As soon as she came back into the hallway, he knew what she had: his Sun Records T-shirt. He didn’t know how she’d found it in his car, but she had, and now he knew she’d have another question and it wouldn’t be one he’d want to answer.

“How’d your shirt get ripped?” She held it up and showed him where the cloth had been stripped away. “Ronnie, it smells like gas. Why? Did you spill some on you when you poured it into my car that morning?”

“I can’t get that smell out of my nose.”

“So you did? You spilled some?” When he didn’t answer, she remembered again that he’d called Della that night and she hadn’t answered. Brandi said, “Ronnie, why did you go out to the trailer that night if you thought no one was there?”

He waited, barely able to look her in the eyes. “You’re not going to want to hear everything there is to say.”

“Maybe not.” She took a deep breath and let it out. “But it’s too late for secrets now. Tell me.”


So first there was the telling, and then before Brandi could decide what she believed and what she didn’t, she heard footsteps on the porch and a sharp knock on the front door.

Ronnie squeezed her hand — he’d held it the whole time he told his story — and she had to tug hard to get free from it.

She opened the door, and there was Biggs and two deputies. Biggs didn’t say a word, didn’t acknowledge her at all. He just stepped into her house and said to Ronnie, “I’ve got enough evidence to arrest you, and we’re going to search this property.”

Ronnie said, “Then do it.”

“Ma’am,” the tall deputy said to Brandi. He had a long neck, and there was static electricity in his thin hair, making it stand on end. “We’ve come with a warrant.”

The shorter deputy handed it to her. He was red in the face from the cold.
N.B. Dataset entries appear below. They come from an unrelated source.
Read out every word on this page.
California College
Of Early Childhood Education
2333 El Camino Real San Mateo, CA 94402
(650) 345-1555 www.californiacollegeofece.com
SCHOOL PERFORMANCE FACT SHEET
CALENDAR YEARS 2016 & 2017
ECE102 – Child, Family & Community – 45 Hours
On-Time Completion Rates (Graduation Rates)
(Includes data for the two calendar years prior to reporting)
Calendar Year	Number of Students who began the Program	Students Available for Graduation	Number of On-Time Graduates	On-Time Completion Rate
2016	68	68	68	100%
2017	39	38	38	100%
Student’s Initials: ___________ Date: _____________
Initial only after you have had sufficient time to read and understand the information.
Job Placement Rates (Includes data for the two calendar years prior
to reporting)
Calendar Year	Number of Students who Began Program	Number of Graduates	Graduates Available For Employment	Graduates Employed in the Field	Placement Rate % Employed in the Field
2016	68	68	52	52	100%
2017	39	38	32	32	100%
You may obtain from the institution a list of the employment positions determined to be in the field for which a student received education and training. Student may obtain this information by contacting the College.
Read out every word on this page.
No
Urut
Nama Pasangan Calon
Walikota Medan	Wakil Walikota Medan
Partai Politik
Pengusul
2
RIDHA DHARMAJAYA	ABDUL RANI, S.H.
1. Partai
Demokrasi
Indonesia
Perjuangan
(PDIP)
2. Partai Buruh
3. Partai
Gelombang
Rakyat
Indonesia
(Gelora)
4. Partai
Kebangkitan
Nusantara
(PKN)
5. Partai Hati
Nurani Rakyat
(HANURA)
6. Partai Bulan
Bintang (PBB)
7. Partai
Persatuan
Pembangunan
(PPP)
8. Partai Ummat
He moved his feet about on the front porch.

“What’s this mean?” she said.

“Means we’re here to search the premises,” said the tall deputy. “We’re here to remove any items that might serve as evidence in the matter of the arson at Della Black’s trailer on the night of January tenth.”

She looked at them, still not quite understanding.

“Ma’am,” said the shorter deputy, “you really don’t have any choice.”

She understood that. She stepped aside and let them in.